'Sick' ve 'ill' Arasındaki Fark Nedir?
'Sick' ve 'ill' Arasındaki Fark Nedir?

Sick ve ill arasındali fark nedir? Sick ve ill farkı.

"Sick" ve "ill" kelimeleri, İngilizcede hastalık durumunu ifade etmek için kullanılan iki kelimedir. İkisi de Türkçede 'hasta' anlamına gelir. Genellikle "sick" ve "ill" kelimeleri birbirinin yerine kullanılabilse de, kullanımları ve anlam nüansları açısından bazı farklar vardır.

Sick

Genellikle daha yaygın ve günlük konuşmalarda daha sık kullanılır. Özellikle Amerikan İngilizcesinde daha çok tercih edilir. Kısa süreli veya geçici hastalık durumlarını ifade ederken kullanılır. Aynı zamanda mide bulantısı veya kusma durumlarını belirtmek için de kullanılabilir.
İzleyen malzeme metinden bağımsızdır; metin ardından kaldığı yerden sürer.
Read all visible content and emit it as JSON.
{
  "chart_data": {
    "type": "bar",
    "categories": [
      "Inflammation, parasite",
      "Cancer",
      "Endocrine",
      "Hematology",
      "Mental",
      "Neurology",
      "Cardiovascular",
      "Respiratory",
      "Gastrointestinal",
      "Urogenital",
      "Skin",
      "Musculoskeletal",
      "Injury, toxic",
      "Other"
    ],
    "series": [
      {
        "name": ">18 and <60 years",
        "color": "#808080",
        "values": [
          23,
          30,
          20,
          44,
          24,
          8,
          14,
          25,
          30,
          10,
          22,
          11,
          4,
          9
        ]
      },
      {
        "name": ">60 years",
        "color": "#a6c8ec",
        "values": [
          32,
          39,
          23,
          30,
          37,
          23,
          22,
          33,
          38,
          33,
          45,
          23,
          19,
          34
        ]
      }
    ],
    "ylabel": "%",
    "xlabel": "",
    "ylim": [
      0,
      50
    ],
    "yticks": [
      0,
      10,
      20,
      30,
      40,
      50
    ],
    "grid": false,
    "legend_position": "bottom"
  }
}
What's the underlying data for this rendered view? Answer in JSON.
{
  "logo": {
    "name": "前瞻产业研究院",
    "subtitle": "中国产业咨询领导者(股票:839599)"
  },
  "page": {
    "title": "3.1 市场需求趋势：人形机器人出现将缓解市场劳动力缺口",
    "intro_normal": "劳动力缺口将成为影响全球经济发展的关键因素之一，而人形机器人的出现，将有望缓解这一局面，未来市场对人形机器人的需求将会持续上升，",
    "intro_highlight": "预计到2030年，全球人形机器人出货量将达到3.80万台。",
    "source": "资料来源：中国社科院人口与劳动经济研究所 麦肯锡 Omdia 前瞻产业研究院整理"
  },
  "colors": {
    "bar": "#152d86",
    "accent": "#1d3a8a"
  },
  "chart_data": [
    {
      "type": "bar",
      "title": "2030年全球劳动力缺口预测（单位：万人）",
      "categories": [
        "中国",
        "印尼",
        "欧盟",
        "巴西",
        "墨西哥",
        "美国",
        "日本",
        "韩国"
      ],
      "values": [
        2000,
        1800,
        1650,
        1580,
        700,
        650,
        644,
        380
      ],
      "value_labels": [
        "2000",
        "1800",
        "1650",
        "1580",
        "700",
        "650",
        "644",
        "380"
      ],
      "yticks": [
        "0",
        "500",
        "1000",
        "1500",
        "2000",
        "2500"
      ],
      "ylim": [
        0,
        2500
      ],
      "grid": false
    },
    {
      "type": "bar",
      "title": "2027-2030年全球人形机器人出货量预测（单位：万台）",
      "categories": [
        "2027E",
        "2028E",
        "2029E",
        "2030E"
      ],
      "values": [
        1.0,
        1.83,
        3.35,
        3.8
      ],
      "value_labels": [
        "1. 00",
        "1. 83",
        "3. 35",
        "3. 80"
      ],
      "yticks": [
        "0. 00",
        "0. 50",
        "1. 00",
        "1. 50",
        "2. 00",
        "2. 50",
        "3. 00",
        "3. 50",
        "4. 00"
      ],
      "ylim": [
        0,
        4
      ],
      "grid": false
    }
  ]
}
・The children got sick after playing in the rain.
 › Çocuklar yağmurda oynadıktan sonra hastalandılar.

・She felt sick after eating the undercooked chicken.
 › Az pişmiş tavuğu yedikten sonra kendini hasta hissetti.

・I woke up feeling sick this morning and decided to stay home.
 › Bu sabah kendimi hasta hissederek uyandım ve evde kalmaya karar verdim.


Ayrıca "sick of" ifadesi, bir şeyden bıkmış veya usanmış olmayı belirtir.

・I am sick of waiting.
 › Beklemekten bıktım.

・I'm sick of hearing the same excuse over and over again.
 › Sürekli aynı bahaneyi duymaktan bıktım.

Ill

Daha resmi ve tıbbi bağlamlarda kullanılma eğilimindedir. İngiliz İngilizcesinde daha çok tercih edilir. Genellikle daha ciddi ve uzun süreli hastalıkları belirtir. Hastanelerde veya tıbbi raporlarda bu terim daha sık kullanılır.

・She is seriously ill.
 › Ciddi bir şekilde hasta.

・Many people in the village fell ill after the outbreak of the flu.
 › Grip salgınının ardından köyde birçok kişi hastalandı.

・She has been feeling ill for a few days and decided to see a doctor.
 › Birkaç gündür kendini kötü hissediyordu ve bir doktora görünmeye karar verdi.


Bununla birlikte "ill" kelimesi "ill will" gibi ifadelerde kötü niyet anlamında da kullanılabilir.

・There was no ill will between the two competitors.
 › İki yarışmacı arasında herhangi bir kötü niyet yoktu.

・His ill intentions became clear when he tried to sabotage the project.
 › Projeyi sabote etmeye çalıştığında kötü niyeti ortaya çıktı.